Reducing Cardiovascular Risks During COVID-19 - Episode 9
Deepak Bhatt, MD, MPH: What other sorts of drugs, including things that are investigational, are you excited about in the COVID-19 [coronavirus disease 2019] space?
C. Michael Gibson, MS, MD: Right now, 1 of the things I’m excited about is the study that’s going on in Brazil called BRACE-CORONA. Renato Lopes is leading this. The question is this: Should we stop ACE inhibitors when people come in with COVID-19? There’s been concern that ACE inhibitors could accelerate the course of the disease. His team is doing the right thing. They’ve randomized about 700 patients to either continuation of ACE or discontinuation of ACE, and he’ll be presenting those results at ESC [European Society of Cardiology Congress] this year. We have a lot of observational data out there, but I have to congratulate Dr Renato Lopes on doing the right thing, which is a randomized trial to evaluate this question.

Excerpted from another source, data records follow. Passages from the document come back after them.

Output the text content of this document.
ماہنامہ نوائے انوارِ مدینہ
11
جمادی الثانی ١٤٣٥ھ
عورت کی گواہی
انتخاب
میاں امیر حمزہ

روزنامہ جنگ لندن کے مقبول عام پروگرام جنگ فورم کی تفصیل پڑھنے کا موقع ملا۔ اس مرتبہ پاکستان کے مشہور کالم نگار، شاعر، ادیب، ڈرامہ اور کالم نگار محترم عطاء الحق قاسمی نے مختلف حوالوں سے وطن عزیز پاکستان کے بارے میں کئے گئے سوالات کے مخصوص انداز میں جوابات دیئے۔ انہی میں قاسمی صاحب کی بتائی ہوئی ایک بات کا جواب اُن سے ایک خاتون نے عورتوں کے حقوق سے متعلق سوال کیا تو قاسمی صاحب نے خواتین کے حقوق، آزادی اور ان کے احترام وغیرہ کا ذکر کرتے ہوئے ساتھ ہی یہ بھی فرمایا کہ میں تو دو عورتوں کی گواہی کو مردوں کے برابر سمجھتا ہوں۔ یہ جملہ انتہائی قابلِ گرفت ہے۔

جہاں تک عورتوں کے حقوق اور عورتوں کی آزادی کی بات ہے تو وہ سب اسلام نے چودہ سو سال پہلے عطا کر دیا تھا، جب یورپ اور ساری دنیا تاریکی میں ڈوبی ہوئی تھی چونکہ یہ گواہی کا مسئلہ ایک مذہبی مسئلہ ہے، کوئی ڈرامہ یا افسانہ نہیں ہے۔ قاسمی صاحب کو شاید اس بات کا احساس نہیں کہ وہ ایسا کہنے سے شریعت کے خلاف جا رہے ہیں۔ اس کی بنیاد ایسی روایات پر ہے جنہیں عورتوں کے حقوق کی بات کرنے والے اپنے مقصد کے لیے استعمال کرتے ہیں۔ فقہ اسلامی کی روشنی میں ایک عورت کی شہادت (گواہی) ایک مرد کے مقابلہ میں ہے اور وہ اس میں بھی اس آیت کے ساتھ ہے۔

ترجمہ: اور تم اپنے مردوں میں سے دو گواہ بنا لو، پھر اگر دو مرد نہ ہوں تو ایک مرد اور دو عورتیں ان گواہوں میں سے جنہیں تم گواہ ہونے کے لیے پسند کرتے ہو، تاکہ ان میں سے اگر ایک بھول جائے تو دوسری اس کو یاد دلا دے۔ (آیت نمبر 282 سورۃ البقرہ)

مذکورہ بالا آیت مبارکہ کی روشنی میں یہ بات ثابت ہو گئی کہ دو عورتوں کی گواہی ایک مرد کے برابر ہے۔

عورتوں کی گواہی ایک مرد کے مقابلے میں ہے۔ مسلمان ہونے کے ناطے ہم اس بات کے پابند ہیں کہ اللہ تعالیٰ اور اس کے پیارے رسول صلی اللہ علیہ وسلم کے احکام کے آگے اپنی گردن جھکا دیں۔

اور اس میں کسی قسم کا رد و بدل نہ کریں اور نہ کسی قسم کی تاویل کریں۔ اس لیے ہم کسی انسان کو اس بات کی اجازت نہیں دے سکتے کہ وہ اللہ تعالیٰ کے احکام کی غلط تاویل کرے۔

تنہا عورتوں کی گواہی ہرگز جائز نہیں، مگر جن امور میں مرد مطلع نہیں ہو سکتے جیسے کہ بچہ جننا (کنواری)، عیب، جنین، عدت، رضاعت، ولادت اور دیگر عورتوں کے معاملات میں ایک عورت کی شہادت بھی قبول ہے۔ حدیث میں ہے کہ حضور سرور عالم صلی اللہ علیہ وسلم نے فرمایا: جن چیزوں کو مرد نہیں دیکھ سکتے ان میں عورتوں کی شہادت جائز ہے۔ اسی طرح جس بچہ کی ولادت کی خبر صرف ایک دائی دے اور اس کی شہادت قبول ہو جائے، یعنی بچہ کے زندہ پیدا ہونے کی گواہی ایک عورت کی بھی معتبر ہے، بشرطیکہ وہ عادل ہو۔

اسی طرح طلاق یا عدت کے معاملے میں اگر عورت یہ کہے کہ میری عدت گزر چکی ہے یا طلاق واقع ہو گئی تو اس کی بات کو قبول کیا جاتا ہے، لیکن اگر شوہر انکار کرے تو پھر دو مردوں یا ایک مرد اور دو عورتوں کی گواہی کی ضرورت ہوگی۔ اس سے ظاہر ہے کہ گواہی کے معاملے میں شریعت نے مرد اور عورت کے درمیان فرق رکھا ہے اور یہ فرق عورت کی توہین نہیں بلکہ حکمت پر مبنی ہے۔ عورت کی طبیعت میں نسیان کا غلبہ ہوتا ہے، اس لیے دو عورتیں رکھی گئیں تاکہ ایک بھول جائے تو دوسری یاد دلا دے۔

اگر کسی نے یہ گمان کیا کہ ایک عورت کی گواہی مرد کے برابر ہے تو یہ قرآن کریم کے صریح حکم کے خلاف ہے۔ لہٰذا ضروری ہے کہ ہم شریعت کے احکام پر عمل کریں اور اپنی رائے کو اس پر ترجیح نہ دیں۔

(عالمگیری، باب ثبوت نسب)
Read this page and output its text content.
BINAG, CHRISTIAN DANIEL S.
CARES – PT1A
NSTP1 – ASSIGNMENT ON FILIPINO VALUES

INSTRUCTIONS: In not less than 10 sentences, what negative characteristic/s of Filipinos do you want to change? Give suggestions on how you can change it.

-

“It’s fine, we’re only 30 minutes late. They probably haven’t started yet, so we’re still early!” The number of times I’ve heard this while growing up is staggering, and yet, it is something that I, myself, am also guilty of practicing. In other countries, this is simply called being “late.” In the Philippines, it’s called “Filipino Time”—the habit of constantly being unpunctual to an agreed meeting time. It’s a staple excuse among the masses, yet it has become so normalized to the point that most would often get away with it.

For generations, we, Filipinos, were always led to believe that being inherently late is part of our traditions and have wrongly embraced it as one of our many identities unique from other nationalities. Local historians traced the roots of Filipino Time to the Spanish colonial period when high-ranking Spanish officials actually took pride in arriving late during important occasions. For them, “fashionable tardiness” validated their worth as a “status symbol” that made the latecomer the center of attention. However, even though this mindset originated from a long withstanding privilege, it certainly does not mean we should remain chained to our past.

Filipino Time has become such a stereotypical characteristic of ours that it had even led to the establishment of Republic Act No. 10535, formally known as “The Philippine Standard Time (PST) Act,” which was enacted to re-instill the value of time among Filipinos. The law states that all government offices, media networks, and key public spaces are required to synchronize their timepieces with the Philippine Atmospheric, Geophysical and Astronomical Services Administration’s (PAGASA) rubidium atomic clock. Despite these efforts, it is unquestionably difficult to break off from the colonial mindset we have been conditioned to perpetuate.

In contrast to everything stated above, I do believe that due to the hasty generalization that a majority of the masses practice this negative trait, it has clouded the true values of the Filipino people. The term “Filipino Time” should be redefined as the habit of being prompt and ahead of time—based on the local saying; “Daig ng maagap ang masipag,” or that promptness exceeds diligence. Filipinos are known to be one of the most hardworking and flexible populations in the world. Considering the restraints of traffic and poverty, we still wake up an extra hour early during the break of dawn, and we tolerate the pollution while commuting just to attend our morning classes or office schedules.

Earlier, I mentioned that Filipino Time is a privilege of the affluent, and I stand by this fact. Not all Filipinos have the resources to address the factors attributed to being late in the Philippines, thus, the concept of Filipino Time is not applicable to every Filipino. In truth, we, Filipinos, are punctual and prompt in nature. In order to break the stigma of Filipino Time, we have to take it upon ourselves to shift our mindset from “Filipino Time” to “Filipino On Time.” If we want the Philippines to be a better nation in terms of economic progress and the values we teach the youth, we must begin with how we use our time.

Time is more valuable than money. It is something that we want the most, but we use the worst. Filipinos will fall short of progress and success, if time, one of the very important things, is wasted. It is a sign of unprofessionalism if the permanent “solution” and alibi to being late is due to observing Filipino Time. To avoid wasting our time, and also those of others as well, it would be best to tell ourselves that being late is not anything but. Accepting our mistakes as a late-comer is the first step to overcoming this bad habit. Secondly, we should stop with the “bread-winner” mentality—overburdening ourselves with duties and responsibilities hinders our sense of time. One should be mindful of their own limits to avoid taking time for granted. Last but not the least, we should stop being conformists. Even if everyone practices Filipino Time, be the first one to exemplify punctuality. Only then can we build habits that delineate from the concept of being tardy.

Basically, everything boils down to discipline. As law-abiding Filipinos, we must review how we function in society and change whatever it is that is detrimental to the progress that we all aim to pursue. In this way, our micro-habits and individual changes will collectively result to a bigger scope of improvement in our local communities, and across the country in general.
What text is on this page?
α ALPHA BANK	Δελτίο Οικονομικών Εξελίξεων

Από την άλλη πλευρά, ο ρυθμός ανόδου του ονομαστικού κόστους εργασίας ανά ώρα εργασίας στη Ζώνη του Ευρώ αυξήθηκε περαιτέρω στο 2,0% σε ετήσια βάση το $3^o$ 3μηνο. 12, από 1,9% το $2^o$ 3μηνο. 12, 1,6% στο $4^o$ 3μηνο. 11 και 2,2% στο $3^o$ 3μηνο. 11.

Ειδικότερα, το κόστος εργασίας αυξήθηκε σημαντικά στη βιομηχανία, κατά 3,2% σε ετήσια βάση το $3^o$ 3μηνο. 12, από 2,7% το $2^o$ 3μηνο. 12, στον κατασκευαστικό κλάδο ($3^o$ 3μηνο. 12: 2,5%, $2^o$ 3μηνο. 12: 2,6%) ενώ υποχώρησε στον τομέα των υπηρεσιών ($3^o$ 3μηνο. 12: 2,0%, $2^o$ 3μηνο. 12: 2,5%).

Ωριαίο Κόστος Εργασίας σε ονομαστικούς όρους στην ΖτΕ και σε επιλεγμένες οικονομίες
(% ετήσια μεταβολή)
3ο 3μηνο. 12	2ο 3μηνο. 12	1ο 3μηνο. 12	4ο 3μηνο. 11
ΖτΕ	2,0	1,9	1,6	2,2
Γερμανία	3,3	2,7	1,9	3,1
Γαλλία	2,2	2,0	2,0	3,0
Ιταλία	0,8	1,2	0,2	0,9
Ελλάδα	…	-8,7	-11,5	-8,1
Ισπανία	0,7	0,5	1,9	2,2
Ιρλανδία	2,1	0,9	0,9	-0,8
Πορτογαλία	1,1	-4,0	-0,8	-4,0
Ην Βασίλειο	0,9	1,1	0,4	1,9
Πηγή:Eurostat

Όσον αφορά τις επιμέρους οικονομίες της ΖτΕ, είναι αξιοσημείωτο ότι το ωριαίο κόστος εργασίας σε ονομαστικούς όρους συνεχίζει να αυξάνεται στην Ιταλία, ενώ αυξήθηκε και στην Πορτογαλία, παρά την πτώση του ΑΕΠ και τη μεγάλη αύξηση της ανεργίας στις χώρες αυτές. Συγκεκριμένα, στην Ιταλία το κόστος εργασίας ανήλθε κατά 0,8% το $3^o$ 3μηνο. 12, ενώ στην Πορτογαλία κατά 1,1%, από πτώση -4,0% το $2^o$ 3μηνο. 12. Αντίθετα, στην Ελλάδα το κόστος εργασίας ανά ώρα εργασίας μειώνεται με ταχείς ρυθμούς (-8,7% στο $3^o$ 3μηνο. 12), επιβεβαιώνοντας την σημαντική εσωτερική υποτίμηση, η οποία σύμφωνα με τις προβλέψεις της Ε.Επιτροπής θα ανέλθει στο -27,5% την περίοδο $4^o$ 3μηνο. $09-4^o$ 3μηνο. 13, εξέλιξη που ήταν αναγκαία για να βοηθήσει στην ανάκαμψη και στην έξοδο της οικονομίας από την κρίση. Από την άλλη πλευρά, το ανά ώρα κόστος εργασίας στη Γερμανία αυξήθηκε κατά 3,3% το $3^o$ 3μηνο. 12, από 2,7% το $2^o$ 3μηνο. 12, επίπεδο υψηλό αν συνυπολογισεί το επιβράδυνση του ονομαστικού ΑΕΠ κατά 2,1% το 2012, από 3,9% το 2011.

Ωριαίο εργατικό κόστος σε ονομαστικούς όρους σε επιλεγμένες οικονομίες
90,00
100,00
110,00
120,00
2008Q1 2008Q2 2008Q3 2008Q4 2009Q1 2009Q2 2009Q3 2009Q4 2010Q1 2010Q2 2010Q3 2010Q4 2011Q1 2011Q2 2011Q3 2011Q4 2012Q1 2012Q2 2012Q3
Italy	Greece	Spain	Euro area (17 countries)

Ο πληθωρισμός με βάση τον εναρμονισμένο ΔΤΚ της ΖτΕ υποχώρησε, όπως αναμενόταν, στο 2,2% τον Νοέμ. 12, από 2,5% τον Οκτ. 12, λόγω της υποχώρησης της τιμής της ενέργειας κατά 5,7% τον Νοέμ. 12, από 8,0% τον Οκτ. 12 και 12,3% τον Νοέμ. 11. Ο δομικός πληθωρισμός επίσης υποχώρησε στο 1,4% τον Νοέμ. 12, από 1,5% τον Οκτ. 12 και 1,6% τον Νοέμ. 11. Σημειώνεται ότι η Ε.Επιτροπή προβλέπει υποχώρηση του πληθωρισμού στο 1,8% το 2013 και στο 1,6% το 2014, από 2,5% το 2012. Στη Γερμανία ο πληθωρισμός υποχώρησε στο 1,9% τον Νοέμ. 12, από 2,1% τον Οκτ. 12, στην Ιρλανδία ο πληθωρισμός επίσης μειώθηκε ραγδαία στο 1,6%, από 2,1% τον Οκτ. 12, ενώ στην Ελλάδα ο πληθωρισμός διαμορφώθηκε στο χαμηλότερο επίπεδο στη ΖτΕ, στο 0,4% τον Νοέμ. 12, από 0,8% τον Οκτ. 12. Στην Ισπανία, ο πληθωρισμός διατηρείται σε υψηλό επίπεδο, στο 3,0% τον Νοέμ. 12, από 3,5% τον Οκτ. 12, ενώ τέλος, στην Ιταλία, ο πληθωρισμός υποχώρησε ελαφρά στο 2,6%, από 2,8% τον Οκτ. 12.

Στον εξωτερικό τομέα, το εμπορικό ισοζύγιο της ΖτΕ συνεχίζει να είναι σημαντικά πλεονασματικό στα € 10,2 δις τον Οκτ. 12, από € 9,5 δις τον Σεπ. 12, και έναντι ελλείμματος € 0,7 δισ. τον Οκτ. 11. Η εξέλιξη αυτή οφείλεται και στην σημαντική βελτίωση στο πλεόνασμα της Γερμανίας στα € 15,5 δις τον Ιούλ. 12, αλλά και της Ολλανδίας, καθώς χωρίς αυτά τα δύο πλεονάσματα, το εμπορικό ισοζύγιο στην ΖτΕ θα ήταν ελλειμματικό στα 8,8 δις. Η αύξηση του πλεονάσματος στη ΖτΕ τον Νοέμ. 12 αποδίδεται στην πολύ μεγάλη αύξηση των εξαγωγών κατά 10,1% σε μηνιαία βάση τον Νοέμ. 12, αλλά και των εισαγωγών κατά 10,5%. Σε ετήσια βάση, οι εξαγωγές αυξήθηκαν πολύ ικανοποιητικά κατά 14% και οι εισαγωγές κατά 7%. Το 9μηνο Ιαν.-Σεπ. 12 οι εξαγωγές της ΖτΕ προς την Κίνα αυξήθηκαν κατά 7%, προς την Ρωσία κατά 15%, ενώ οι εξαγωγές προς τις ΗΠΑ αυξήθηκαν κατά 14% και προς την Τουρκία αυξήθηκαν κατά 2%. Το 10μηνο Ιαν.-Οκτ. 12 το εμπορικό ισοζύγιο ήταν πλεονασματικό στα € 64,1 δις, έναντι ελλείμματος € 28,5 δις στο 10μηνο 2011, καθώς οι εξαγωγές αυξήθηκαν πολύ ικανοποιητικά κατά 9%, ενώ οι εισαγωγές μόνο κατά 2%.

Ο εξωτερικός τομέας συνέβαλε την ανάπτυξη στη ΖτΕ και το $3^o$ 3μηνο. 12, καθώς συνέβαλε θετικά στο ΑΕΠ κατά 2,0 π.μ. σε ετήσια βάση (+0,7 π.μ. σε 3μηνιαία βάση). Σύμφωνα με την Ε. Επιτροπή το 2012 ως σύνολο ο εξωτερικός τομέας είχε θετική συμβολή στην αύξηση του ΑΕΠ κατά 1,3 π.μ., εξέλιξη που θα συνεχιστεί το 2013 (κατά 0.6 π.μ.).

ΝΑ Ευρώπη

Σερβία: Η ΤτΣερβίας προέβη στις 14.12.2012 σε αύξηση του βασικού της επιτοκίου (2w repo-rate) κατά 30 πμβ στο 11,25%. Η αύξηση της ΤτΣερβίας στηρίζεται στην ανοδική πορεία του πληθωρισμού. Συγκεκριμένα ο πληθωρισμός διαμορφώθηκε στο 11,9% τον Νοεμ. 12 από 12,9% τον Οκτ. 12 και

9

Deepak Bhatt, MD, MPH: I agree. It’s an important question since it was initially raised by some that it might be wise to stop ACE inhibitors and angiotensin receptor blockers. There is still some sentiment like that that lingers out there, so randomized data will be important. Certainly, I’d say that, until those randomized data are available, there’s no good reason to stop ACE inhibitors or angiotensin receptor blockers in patients who are on them and have good indications to be on them in the first place.
C. Michael Gibson, MS, MD: I’ve been disappointed by a lot of the IL-6 studies. I thought that was a nexus and that we would have a lot of success in shutting that down. That’s been disappointing. I’m excited by some of the observational data with some of the plasma infusions, but I’d like to see some randomized data there. I’m also anxious to see some of the monoclonal antibodies under development to see if they can be an effective treatment for the disease. Those are still getting underway.
Deepak Bhatt, MD, MPH: I would have expected some of the drugs that are already in use for cytokine storm and other situations, such as in the oncology world, might have been useful here.
C. Michael Gibson, MS, MD: Yeah.
Deepak Bhatt, MD, MPH: So far, nothing has panned out from that line of investigation looking at remdesivir or dexamethasone in terms of randomized clinical trial data supporting it. Who knows? Hopefully, there’ll be more to come.